Arthur Stanley Eddington, Sir
Bith Date: December 28, 1882
Death Date: November 22, 1944
Place of Birth: Kendal, Westmorland, England
Nationality: English
Gender: Male
Occupations: astronomer, scientist
The English astronomer Sir Arthur Stanley Eddington (1882-1944) greatly advanced theoretical astrophysics as a consequence of his original contributions to the theory of relativity and his studies on the internal constitution of stars.
Arthur S. Eddington was born on Dec. 28, 1882, at Kendal, Westmorland. His father was the headmaster and proprietor of a school where John Dalton once taught. Arthur was a precocious child, and by his own account had mastered the 24 x 24 multiplication table before he could read. He received his bachelor's degree in 1902 from Owens College, Manchester, and immediately proceeded to Trinity College, Cambridge. At Cambridge he placed first in the mathematical tripos examination in his second year, an unprecedented achievement. In 1905 he took his bachelor's degree from Cambridge University; in 1907 he became Smith's Prize winner and was elected a fellow of Trinity College; and in 1909 he obtained his master's degree.
In 1906 Eddington was appointed chief assistant at the Royal Observatory at Greenwich. He remained there for 7 years, gaining much practical astronomical experience. While there he initiated a program for determining latitude variation of stars which, with modifications, is still in force today, and engaged in theoretical researches on the systematic motions and distributions of the stars recorded in the Groombridge Catalog. These last studies formed the basis of his Smith's Prize essay and culminated in his book Stellar Movements and the Structure of the Universe (1914). One important result was that he confirmed Jacobus Kapteyn's 1904 conclusion that there are two star streams in the Milky Way.

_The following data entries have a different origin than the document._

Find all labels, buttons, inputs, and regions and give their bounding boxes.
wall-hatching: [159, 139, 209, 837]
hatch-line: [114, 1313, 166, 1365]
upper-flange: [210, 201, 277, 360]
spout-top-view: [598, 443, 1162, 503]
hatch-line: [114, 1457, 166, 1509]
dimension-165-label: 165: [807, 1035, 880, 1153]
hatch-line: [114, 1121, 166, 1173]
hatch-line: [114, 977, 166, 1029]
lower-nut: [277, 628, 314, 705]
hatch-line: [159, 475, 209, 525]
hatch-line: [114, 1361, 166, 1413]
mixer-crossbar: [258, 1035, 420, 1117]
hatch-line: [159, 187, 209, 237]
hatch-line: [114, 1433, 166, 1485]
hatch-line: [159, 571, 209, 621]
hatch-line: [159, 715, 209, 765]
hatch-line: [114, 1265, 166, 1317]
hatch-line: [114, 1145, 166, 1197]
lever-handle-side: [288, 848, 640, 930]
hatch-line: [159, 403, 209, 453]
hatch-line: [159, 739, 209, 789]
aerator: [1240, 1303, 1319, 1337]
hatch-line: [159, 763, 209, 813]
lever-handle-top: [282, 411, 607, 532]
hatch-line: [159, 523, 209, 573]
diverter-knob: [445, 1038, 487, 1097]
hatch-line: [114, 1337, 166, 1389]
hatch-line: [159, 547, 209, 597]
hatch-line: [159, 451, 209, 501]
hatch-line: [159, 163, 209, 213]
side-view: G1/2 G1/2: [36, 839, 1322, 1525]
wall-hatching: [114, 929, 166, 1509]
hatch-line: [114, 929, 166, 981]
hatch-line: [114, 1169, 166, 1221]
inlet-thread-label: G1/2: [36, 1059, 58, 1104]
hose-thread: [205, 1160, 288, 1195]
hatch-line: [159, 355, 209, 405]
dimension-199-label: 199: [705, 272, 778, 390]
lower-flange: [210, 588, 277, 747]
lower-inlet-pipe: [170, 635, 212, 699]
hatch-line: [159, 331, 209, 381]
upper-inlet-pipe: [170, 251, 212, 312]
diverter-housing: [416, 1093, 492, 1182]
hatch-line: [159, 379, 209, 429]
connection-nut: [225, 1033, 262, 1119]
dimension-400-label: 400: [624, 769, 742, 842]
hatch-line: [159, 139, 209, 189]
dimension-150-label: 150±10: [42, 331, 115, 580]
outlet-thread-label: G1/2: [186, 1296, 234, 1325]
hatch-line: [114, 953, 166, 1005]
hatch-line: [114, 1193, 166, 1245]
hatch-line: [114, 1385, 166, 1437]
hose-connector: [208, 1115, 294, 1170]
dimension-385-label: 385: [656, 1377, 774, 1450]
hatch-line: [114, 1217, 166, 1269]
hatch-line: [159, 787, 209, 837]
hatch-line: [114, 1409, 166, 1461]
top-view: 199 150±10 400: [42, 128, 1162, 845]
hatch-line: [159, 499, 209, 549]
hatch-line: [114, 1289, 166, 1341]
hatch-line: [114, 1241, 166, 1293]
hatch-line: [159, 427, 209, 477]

In 1913 Eddington was appointed Plumian professor of astronomy at Cambridge; a year later he became director of the Cambridge Observatory and was elected a fellow of the Royal Society. During World War I he began studies on Albert Einstein's general theory of relativity and on stellar structure. As secretary of the Royal Astronomical Society, Eddington received for publication a copy of Einstein's paper of 1915, the only one to reach England during the war. By the end of the war Eddington had become one of the few men to master Einstein's general theory, had made original contributions to it, and had written the first account of it in English.
In 1919 Eddington led the famous solar eclipse expedition to West Africa and proved, as Einstein's theory demanded, that starlight is deflected in passing close to a massive body such as the sun. Later, Eddington generalized H. Weyl's theory of the electromagnetic field, and in 1925 W. S. Adams spectroscopically verified Eddington's 1924 prediction of a large gravitational red shift of the light emitted by Sirius's white dwarf companion. In 1930 Eddington proved that an Einstein universe is unstable, thereby lending support to the concept of an expanding universe.
In 1915 Eddington also began studying the internal constitution of stars, a subject largely of his own creation. During the ensuing years he demonstrated, for example, the importance of radiation pressure in helping thermal pressure maintain a star's stability against gravitational collapse. He, as well as Harlow Shapley, showed that variable stars change their brightness because they pulsate. He also derived his famous mass-luminosity law, which shows that the more massive a star, the brighter it is.
Eddington was a master of popular science writing, a talent which he exploited especially after 1927. He also increasingly expounded his controversial philosophical and theological convictions. Moreover, spurred on by Paul Dirac's 1928 discovery of the relativistic wave equation for the electron, Eddington during the last 16 years of his life attempted to wed relativity to quantum theory in what came to be called his fundamental theory. Undisturbed by the criticism that this elegant but speculative theory evoked, Eddington pursued it to the end. Few today accept it, but its positive elements may one day be reborn in different form.
Eddington was knighted in 1930 and received numerous honors throughout his life, including the coveted Order of Merit in 1938. He remained a bachelor and died in Cambridge on Nov. 22, 1944.
Further Reading
- A full-length biography of Eddington is Allie Vibert Douglas, The Life of Arthur Stanley Eddington (1956). For a shorter biographical sketch see H. C. Plummer's obituary notice in the Biographical Memoirs of the Fellows of the Royal Society, vol. 5 (1945-1948). See also John W. Yolton, The Philosophy of A. S. Eddington (1960).
- Chandrasekhar, S. (Subrahmanyan), Eddington, the most distinguished astrophysicist of his time, Cambridge; New York: Cambridge University Press, 1983.